Vous comprenez qu’il y a une part de hasard importante ! Les couleurs et reflets métalliques varient considérablement d’une pièce à l’autre. On a vu que les choix de glaçure et la façon de réaliser l’enfumage, influencent déjà les résultats. Mais c’est sans parler du combustible, du hasard de l’enfournement, de la montée en chaleur. La surprise est toujours au rendez-vous !

Quoi qu’il en soit, les pièces sortent toutes noires de suie, il faut donc attendre encore un peu pour voir le miracle. On doit faire un bon nettoyage en frottant avec du détergent et de l’eau. Cela demande de la patience, mais quel plaisir de voir les couleurs apparaitre !

Le 2e nettoyage se fait une fois rentré à la maison. 😅  L’odeur de « barbecue » reste collé sur vos vêtements et votre peau ! Prenez une bonne douche, faites des lessives et soyez patients. Lors d’un raku d’une journée entière, mon appartement sentait le feu de bois pendant une semaine !! Mais si on aime l’odeur c’est sympa ! 🔥

 

Variations autour du raku

Le raku nu

raku nu
crédit : Marie-Isabelle Mariey – Poterie raku animaux

La pièce reçoit une couche d’engobe polie avant d’être biscuité. Après le biscuit on émaille, et à la sortie du four raku, on met à enfumer puis on plonge la pièce dans l’eau. L’émail craque et se détache ! Cela ne laisse sur la pièce qu’une image des craquelures.

 

Poterie raku au crin de cheval

Raku au crin de cheval
Crédit : Émilie Coquil – emiliecoquil.com

La pièce est sortie du four raku et on y applique des crins de chevaux ou d’autres matériaux comme des plumes ou des branchages. Ils brûlent instantanément au contact de la pièce et laissent de belles traces noires.

Poterie raku cuivre mat en réduction

raku copper
crédit photo : cigale et fourmi

La recette de l’émail inclut parfois des oxydes métalliques (cuivre, cobalt, nitrate d’argent etc..) qui, lors de la réduction produite par l’enfumage, vont se révéler en magnifiques et spectaculaires irisations métallisées.

Pour obtenir un raku cuivre mat en réduction, on émaille sa pièce de glaçure au cuivre. Une fois sortie du four chaud, on vaporise l’alcool à friction directement sur le pot. Évidemment c’est dangereux ! La réaction est spectaculaire,  mais les effets iridescents sont encore plus spectaculaires ! Si vous êtes déjà anxieux quand on vous sert une tarte flambée au cognac, ce processus n’est pas pour vous. 😛

Le raku Punk

Je vous avais promis une surprise, la voici ! Je vous propose une interview des artistes Jean-François Bourlard et Valérie Blaize en création à la Maison des métiers d’art de Québec. Ils ont complètement réinterprété la technique du raku à leur sauce, et le raku punk est né ! Vous n’êtes pas obligé de faire pareil chez vous, mais c’est pour vous inviter à l’audace et l’expérimentation !!
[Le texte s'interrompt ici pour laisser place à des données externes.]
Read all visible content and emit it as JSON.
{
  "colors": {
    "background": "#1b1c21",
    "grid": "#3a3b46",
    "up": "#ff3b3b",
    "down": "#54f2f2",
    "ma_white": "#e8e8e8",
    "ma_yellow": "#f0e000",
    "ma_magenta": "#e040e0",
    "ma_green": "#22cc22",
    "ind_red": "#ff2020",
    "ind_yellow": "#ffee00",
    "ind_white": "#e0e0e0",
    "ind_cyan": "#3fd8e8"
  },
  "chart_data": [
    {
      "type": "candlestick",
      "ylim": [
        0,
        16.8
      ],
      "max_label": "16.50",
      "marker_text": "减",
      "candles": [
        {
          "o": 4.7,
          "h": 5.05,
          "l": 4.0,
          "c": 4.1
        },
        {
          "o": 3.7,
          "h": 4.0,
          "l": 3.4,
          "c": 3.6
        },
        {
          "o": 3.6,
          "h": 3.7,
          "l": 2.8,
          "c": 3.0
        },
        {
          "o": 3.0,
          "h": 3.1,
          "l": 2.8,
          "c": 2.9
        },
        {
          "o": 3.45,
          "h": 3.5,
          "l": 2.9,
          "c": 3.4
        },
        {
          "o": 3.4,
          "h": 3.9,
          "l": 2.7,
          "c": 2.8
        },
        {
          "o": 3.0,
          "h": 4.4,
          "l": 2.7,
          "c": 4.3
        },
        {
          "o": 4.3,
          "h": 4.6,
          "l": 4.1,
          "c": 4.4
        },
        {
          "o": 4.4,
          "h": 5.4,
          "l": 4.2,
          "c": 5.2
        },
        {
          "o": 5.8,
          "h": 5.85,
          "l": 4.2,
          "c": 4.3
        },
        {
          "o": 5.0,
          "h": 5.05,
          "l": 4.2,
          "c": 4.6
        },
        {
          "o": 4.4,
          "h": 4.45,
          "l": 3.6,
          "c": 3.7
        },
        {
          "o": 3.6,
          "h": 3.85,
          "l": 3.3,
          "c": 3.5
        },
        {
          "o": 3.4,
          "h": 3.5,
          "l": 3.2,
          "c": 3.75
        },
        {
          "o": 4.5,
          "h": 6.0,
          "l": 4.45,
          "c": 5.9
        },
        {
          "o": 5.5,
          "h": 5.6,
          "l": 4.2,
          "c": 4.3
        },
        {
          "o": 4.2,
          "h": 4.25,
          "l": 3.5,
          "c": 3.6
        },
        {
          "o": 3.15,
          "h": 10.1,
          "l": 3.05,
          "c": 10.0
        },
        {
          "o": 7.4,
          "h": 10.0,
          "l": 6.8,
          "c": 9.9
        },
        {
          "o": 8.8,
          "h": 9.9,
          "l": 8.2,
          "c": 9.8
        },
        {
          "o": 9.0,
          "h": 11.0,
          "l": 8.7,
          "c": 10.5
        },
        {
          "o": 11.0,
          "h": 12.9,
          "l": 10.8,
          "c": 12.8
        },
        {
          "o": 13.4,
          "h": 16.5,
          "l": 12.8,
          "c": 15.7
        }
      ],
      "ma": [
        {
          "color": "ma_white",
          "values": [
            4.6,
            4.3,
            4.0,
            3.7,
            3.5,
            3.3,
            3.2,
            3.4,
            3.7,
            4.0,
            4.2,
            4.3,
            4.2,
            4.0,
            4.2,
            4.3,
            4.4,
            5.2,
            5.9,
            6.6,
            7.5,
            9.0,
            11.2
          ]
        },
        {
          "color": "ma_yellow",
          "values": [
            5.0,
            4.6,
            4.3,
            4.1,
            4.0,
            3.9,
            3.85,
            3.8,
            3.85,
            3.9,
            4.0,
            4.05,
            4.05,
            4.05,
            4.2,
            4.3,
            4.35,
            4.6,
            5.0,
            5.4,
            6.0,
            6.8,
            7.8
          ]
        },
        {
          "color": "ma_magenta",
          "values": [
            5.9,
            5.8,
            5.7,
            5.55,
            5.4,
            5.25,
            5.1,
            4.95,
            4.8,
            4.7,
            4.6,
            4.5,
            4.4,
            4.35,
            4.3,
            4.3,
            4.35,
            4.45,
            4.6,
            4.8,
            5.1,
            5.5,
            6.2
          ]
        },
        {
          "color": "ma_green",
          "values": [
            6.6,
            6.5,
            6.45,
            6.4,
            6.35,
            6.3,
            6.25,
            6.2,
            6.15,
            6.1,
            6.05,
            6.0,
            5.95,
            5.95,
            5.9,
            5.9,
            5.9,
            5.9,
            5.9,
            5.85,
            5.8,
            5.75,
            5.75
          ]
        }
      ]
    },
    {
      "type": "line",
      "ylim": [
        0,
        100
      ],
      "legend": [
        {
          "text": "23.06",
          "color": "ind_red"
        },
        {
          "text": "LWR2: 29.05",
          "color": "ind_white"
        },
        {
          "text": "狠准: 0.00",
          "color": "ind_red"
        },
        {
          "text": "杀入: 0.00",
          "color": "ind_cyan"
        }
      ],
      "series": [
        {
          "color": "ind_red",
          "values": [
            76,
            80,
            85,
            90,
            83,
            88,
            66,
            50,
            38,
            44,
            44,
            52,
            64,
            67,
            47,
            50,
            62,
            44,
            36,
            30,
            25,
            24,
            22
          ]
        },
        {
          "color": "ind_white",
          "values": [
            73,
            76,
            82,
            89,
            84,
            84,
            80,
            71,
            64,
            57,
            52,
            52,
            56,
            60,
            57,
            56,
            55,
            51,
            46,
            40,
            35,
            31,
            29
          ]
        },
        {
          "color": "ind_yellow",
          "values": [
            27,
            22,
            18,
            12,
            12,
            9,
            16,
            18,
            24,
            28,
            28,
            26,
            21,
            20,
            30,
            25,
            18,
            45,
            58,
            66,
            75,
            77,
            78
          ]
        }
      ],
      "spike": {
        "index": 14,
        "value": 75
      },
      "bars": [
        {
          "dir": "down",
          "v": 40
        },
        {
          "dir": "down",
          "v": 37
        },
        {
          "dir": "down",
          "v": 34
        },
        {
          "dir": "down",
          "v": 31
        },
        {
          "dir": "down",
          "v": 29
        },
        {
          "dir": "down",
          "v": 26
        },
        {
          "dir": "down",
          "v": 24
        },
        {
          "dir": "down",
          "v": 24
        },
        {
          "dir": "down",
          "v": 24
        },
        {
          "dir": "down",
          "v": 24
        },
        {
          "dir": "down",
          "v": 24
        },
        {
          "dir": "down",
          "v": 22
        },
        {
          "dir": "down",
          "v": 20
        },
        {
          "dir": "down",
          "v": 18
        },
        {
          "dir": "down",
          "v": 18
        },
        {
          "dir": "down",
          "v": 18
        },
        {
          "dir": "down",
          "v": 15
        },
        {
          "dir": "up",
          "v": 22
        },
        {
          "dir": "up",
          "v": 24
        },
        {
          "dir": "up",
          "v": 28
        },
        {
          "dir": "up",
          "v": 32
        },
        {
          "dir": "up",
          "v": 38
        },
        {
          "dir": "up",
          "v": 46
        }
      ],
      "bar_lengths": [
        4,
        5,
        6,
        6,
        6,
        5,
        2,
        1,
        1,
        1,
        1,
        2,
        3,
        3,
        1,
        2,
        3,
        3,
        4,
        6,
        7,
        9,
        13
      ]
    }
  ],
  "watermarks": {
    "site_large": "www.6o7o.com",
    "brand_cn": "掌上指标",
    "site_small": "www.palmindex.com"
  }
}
Il existe bien d’autres techniques de cuissons traditionnelles que j’aurai plaisir à vous faire découvrir. Mais le raku est l’une des plus impressionnantes, et tout de même accessible quand on débute la céramique.

On trouve d’ailleurs de nombreux stages de raku partout en France et ailleurs. Pourtant si vous êtes un peu téméraire, pourquoi ne pas vous rassembler avec quelques amis dans un lieu dégagé à la campagne ? Respectez les règles de sécurité bien sûr. 😉

Vous cherchez une cuisson plus traditionnelle ? C’est ici que ça se passe !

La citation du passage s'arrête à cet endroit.